Course syllabus for Image processing

Mathematical analysis in several variables and statistics, and experience with Matlab.

• Visualise via means of mental images the process of forming 1D and 2D Fourier transforms and also the convolution process. Describe the similarities and differences between the continuous and discrete Fourier transforms and their inter-relationship.
• Select and apply appropriate image enhancement methods for different applications. Discriminate between cases where automated image enhancement methods produce appropriate results and where they do not.
• Understand the differences between averaging and median filtering for reducing image noise.
• Demonstrate understanding of image smoothing and sharpening in both the image and Fourier domains. Select between optimum methods of edge detection in different applications.

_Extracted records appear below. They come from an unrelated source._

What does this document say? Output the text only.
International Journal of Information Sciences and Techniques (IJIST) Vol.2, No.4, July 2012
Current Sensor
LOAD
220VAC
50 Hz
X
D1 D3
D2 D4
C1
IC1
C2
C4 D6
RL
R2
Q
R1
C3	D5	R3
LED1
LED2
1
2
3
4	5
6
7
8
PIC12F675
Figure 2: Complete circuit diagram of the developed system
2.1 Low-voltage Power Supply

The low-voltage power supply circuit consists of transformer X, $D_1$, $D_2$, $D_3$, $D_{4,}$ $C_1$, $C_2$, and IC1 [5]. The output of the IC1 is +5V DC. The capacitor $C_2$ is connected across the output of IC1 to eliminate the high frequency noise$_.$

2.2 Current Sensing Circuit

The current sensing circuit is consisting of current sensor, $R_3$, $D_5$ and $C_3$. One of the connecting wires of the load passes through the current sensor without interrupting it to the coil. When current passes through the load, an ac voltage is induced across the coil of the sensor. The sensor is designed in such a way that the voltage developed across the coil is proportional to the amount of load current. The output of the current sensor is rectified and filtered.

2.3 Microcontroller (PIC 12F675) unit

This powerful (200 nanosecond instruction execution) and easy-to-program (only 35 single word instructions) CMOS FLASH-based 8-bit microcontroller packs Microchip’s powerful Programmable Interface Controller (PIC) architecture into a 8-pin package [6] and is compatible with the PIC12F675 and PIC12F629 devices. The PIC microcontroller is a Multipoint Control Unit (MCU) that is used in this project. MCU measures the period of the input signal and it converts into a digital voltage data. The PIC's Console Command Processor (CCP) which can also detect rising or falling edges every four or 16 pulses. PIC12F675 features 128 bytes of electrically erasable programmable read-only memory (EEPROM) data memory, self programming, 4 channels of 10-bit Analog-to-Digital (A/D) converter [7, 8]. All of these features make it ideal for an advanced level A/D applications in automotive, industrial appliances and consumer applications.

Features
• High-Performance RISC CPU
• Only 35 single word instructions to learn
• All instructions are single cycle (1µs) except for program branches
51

• Describe common distorted images as convolutions of the true image with point spread functions (PSF). Describe and decide under which conditions different image restoration algorithms can be used and describe the strengths and weakness of these algorithms.

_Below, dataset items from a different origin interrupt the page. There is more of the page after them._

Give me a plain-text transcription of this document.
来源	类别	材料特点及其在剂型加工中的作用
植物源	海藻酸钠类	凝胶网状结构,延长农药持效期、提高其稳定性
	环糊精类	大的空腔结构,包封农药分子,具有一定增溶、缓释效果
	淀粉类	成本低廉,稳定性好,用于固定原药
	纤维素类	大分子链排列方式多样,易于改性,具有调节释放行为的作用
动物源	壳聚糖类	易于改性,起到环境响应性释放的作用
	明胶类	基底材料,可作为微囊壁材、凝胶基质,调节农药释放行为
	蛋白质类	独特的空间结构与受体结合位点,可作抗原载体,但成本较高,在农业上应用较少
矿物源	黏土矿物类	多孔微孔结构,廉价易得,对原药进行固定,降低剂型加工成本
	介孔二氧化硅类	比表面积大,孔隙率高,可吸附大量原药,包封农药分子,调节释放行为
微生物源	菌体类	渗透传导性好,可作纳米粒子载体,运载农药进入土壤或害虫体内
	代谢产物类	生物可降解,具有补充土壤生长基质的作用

• Describe the Cosine transform and its relationship to the Fourier transform.
• Demonstrate a basic understanding of wavelets and know how to use them to compress and denoise data.
• Explain the difference between lossy and lossless compression methods and explain the concept of data redundancy as the source of compression. Describe the subcomponents of general compressor/decompressor algorithms. Calculate theoretical limits to lossless compression using the Shannon noiseless coding theorem and implement Huffman coding.
• Describe a variety of different mapping functions that can be used to obtain compression and decide when different methods are appropriate. Show via examples why Digital Pulse Code Modulation (DPCM) works and is stable in the face of quantisation errors.
• Describe the main components of the JPEG standard.
• Write computer code in MATLAB to implement selected image processing algorithms.